Lilith: tra cultura e videogame

Almeno una volta nella sua vita un videogiocatore medio, tra un’avventura ed un’altra, si è imbattuto in un nome dal suono femminile, esoterico e misterioso: Lilith.

Molti sono i titoli in cui è possibile ritrovarla, e la lista sarebbe davvero lunga, ma ci siamo mai chiesti quale fosse la figura a cui gli sviluppatori si sono ispirati per la creazione dei vari personaggi che portano questo nome?
Tra le tante fonti recuperate tramite anni di studi sulle tradizioni, le principali conosciute oggi sono riscontrabili nella cultura mesopotamica e in quella ebraica.

All’interno della Demonologia Babilonese, Lilith è il demone della tempesta (dal sumero Lil =vento\aria o Lill = donna tempesta) associata anche alla notte. Le sue origini sono legate alla fase lunare nel novilunio (quando la Luna mostra il suo lato non illuminato), in cui l’astro non irradia con la sua luce le terre in cui vivono gli uomini, e il buio padrone, dà vita ad ogni paura.La tradizione la divise in una triade di demoni, Lilitu, Lilu, e Ardat-Lili che né madre, né moglie, sotto le sembianze del vento si insinuava dentro le case dei novelli sposi per portare malattie e sterilità.

Per la religione ebraica, Lilith invece fu la prima donna di Adamo. In un passo della Genesi (1:27), possiamo infatti leggere “Dio creò l’uomo a sua immagine, a immagine di Dio lo creò, maschio e femmina li creò”, ancor prima della creazione di Eva da una costola dell’uomo.
Lilith, dimostrò subito di non voler sottostare al volere di Adamo, e di non sottomettersi sessualmente a lui. All’interno dell’anonimo Alfabeto di Ben-Sira infatti, datato tra l’VIII e il IX secolo, un passo riporta “Ella disse: non starò sotto di te. Ed egli disse: ed io non giacerò sotto di te, ma solo sopra. Per te è adatto stare solamente sotto, mentre io sono fatto per stare sopra”.

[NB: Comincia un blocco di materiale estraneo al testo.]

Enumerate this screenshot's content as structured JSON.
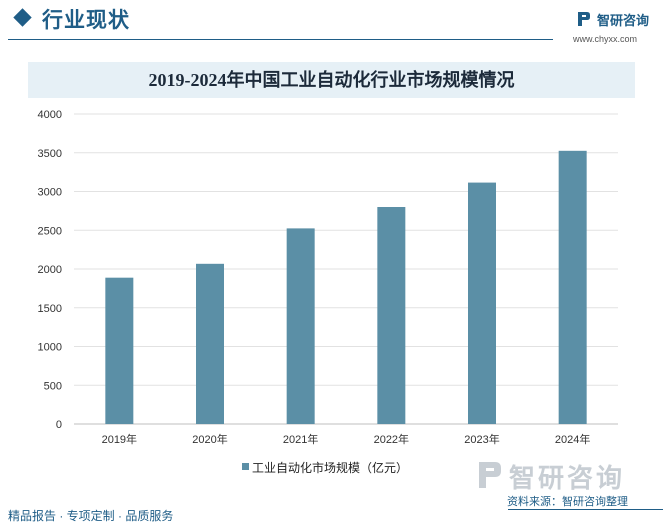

Ella, stanca di sottomettersi ad Adamo, bestemmiò furiosa il nome di Dio ed abbandonò il Giardino dell’Eden, giungendo sulle coste del Mar Rosso, dove si accoppiò con diversi demoni, dando vita a generazioni di Lilin.
Successivamente il primo uomo chiese a Dio di riportarla indietro, e tre angeli furono mandati da Lilith, minacciando che per ogni giorno che lei avesse passato lontana da Adamo, cento dei suoi figli sarebbero stati uccisi. Lei si rifiutò, concordando però che ogni nuovo nato dalle discendenze dell’uomo si sarebbe salvato da Lilith solo invocando il nome dei tre angeli: Senoy, Sansenoy e Semangelof.
Lilith, non partecipando al peccato originale, rimase immortale, ma, ribellandosi al volere maschile di Adamo, fu demonizzata come figura prettamente negativa dalla tradizione patriarcale semitica, che la vide come principale causa di disgrazie e discordie all’interno del nucleo familiare.

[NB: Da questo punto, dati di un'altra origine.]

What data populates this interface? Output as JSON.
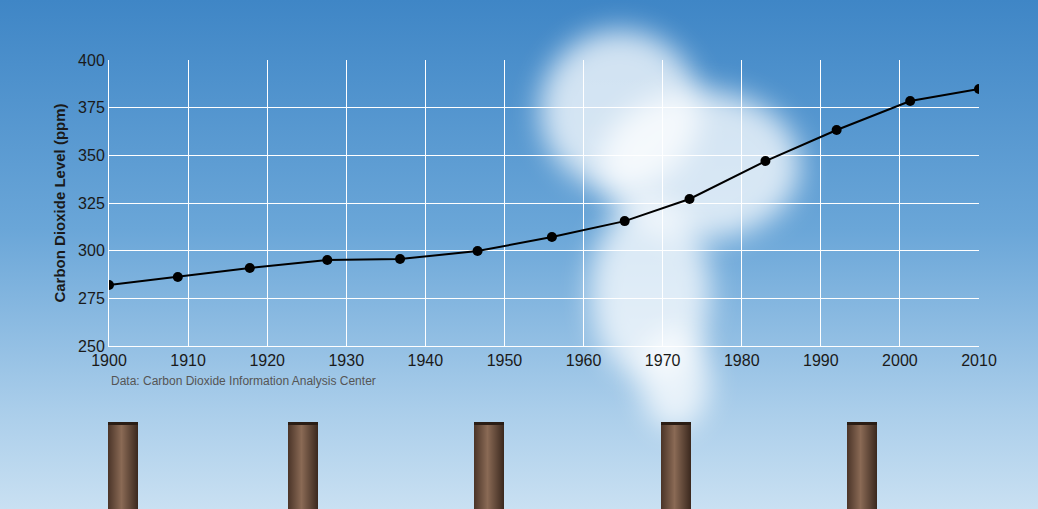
{
  "chart_data": {
    "type": "line",
    "y_label": "Carbon Dioxide Level (ppm)",
    "source": "Data: Carbon Dioxide Information Analysis Center",
    "x": [
      1900,
      1908.7,
      1917.8,
      1927.6,
      1936.8,
      1946.6,
      1956,
      1965.2,
      1973.4,
      1983,
      1992,
      2001.3,
      2010
    ],
    "values": [
      282,
      286.2,
      290.9,
      295.1,
      295.6,
      299.8,
      307.2,
      315.5,
      327.1,
      347,
      363.3,
      378.5,
      384.8
    ],
    "color": "#000000",
    "marker": "circle",
    "xlim": [
      1900,
      2010
    ],
    "xticks": [
      1900,
      1910,
      1920,
      1930,
      1940,
      1950,
      1960,
      1970,
      1980,
      1990,
      2000,
      2010
    ],
    "ylim": [
      250,
      400
    ],
    "yticks": [
      250,
      275,
      300,
      325,
      350,
      375,
      400
    ],
    "grid": true
  }
}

La tradizione ebraica, associò infatti al mito di Lilith i molteplici decessi infanti causati dalla sindrome della “morte in culla” (SIDS), non scientificamente conosciuta al tempo. Si credeva che il demone si calasse dal tetto sui giacigli dei bambini, uccidendoli mentre dormivano. Per secoli all’interno delle culle dei nati maschi, i genitori inserivano tra le coperte un amuleto con i nomi dei tre angeli, per preservare il neonato dagli attacchi del demone.
Inoltre, per secoli Lilith fu considerata la causa della polluzione notturna, poiché essa, desiderosa di nuove discendenze, si accoppiava durante la notte con gli uomini. In quel caso il malcapitato, veniva considerato impuro, infettato dal tocco demoniaco della Prima Succube, ed era obbligato ad allontanarsi dal tetto coniugale fino a quando, tramite riti e preghiere, non si fosse liberato dal peccato.

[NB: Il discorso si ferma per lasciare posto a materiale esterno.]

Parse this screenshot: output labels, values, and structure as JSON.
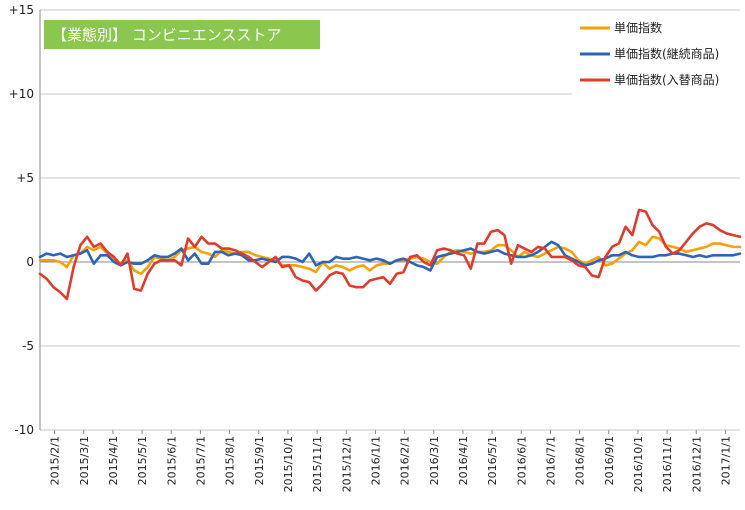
{
  "chart_data": {
    "type": "line",
    "title": "【業態別】 コンビニエンスストア",
    "title_bg_color": "#8bc64f",
    "xlabel": "",
    "ylabel": "",
    "ylim": [
      -10,
      15
    ],
    "y_ticks": [
      {
        "value": 15,
        "label": "+15"
      },
      {
        "value": 10,
        "label": "+10"
      },
      {
        "value": 5,
        "label": "+5"
      },
      {
        "value": 0,
        "label": "0"
      },
      {
        "value": -5,
        "label": "-5"
      },
      {
        "value": -10,
        "label": "-10"
      }
    ],
    "grid": "horizontal",
    "legend_position": "top-right",
    "x_tick_labels": [
      "2015/2/1",
      "2015/3/1",
      "2015/4/1",
      "2015/5/1",
      "2015/6/1",
      "2015/7/1",
      "2015/8/1",
      "2015/9/1",
      "2015/10/1",
      "2015/11/1",
      "2015/12/1",
      "2016/1/1",
      "2016/2/1",
      "2016/3/1",
      "2016/4/1",
      "2016/5/1",
      "2016/6/1",
      "2016/7/1",
      "2016/8/1",
      "2016/9/1",
      "2016/10/1",
      "2016/11/1",
      "2016/12/1",
      "2017/1/1"
    ],
    "series": [
      {
        "name": "単価指数",
        "color": "#f5a10a",
        "values": [
          0.1,
          0.1,
          0.1,
          0.0,
          -0.3,
          0.4,
          0.5,
          0.9,
          0.7,
          0.9,
          0.5,
          0.2,
          -0.1,
          0.1,
          -0.5,
          -0.7,
          -0.3,
          0.3,
          0.2,
          0.1,
          0.3,
          0.7,
          0.8,
          0.9,
          0.6,
          0.5,
          0.3,
          0.7,
          0.6,
          0.5,
          0.6,
          0.6,
          0.4,
          0.3,
          0.2,
          0.1,
          -0.2,
          -0.2,
          -0.2,
          -0.3,
          -0.4,
          -0.6,
          0.0,
          -0.4,
          -0.2,
          -0.3,
          -0.5,
          -0.3,
          -0.2,
          -0.5,
          -0.2,
          -0.1,
          -0.1,
          0.1,
          0.1,
          0.2,
          0.3,
          0.2,
          0.0,
          -0.1,
          0.3,
          0.6,
          0.7,
          0.6,
          0.5,
          0.6,
          0.6,
          0.7,
          1.0,
          1.0,
          0.7,
          0.3,
          0.6,
          0.4,
          0.3,
          0.5,
          0.7,
          0.9,
          0.8,
          0.6,
          0.1,
          -0.1,
          0.1,
          0.3,
          -0.2,
          -0.1,
          0.2,
          0.5,
          0.7,
          1.2,
          1.0,
          1.5,
          1.4,
          1.0,
          0.9,
          0.8,
          0.6,
          0.7,
          0.8,
          0.9,
          1.1,
          1.1,
          1.0,
          0.9,
          0.9
        ]
      },
      {
        "name": "単価指数(継続商品)",
        "color": "#2e63b8",
        "values": [
          0.3,
          0.5,
          0.4,
          0.5,
          0.3,
          0.4,
          0.5,
          0.7,
          -0.1,
          0.4,
          0.4,
          0.0,
          -0.2,
          0.0,
          -0.1,
          -0.1,
          0.1,
          0.4,
          0.3,
          0.3,
          0.5,
          0.8,
          0.1,
          0.5,
          -0.1,
          -0.1,
          0.6,
          0.6,
          0.4,
          0.5,
          0.4,
          0.1,
          0.1,
          0.2,
          0.1,
          0.0,
          0.3,
          0.3,
          0.2,
          0.0,
          0.5,
          -0.2,
          0.0,
          0.0,
          0.3,
          0.2,
          0.2,
          0.3,
          0.2,
          0.1,
          0.2,
          0.1,
          -0.1,
          0.1,
          0.2,
          0.0,
          -0.2,
          -0.3,
          -0.5,
          0.3,
          0.4,
          0.5,
          0.6,
          0.7,
          0.8,
          0.6,
          0.5,
          0.6,
          0.7,
          0.5,
          0.4,
          0.3,
          0.3,
          0.4,
          0.6,
          0.9,
          1.2,
          1.0,
          0.4,
          0.2,
          0.0,
          -0.2,
          -0.1,
          0.1,
          0.2,
          0.4,
          0.4,
          0.6,
          0.4,
          0.3,
          0.3,
          0.3,
          0.4,
          0.4,
          0.5,
          0.5,
          0.4,
          0.3,
          0.4,
          0.3,
          0.4,
          0.4,
          0.4,
          0.4,
          0.5
        ]
      },
      {
        "name": "単価指数(入替商品)",
        "color": "#e03c2e",
        "values": [
          -0.7,
          -1.0,
          -1.5,
          -1.8,
          -2.2,
          -0.3,
          1.0,
          1.5,
          0.9,
          1.1,
          0.6,
          0.3,
          -0.2,
          0.5,
          -1.6,
          -1.7,
          -0.7,
          -0.1,
          0.1,
          0.1,
          0.1,
          -0.2,
          1.4,
          0.9,
          1.5,
          1.1,
          1.1,
          0.8,
          0.8,
          0.7,
          0.5,
          0.3,
          0.0,
          -0.3,
          0.0,
          0.3,
          -0.3,
          -0.2,
          -0.9,
          -1.1,
          -1.2,
          -1.7,
          -1.3,
          -0.8,
          -0.6,
          -0.7,
          -1.4,
          -1.5,
          -1.5,
          -1.1,
          -1.0,
          -0.9,
          -1.3,
          -0.7,
          -0.6,
          0.3,
          0.4,
          0.0,
          -0.2,
          0.7,
          0.8,
          0.7,
          0.5,
          0.4,
          -0.4,
          1.1,
          1.1,
          1.8,
          1.9,
          1.6,
          -0.1,
          1.0,
          0.8,
          0.6,
          0.9,
          0.8,
          0.3,
          0.3,
          0.3,
          0.1,
          -0.2,
          -0.3,
          -0.8,
          -0.9,
          0.3,
          0.9,
          1.1,
          2.1,
          1.6,
          3.1,
          3.0,
          2.2,
          1.8,
          0.9,
          0.5,
          0.7,
          1.2,
          1.7,
          2.1,
          2.3,
          2.2,
          1.9,
          1.7,
          1.6,
          1.5
        ]
      }
    ]
  }
}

Madre di demoni, succubi e vampiri, nelle varie tradizioni e nei secoli, le caratteristiche fisiche di Lilith sono passate da quelle di un essere provvisto di ali, corna e coda, a quelle di una sensuale donna dalle forme abbondanti e i capelli rossi. Durante il medioevo infatti, le donne dai capelli rossi venivano considerate streghe, esseri della notte in contatto con Satana, capaci di compiere magie e sortilegi.

Oggi Lilith è stata ripresa dal movimento femminista come simbolo di emancipazione e potenza femminile, e dalla cultura Wicca come dea. La demone è infatti collegata alla figura della Luna Nera, ossia alla parte selvaggia, imprevedibile, emancipata e sensuale della donna, nascosta da una società che per secoli è stata patriarcale e prettamente maschilista.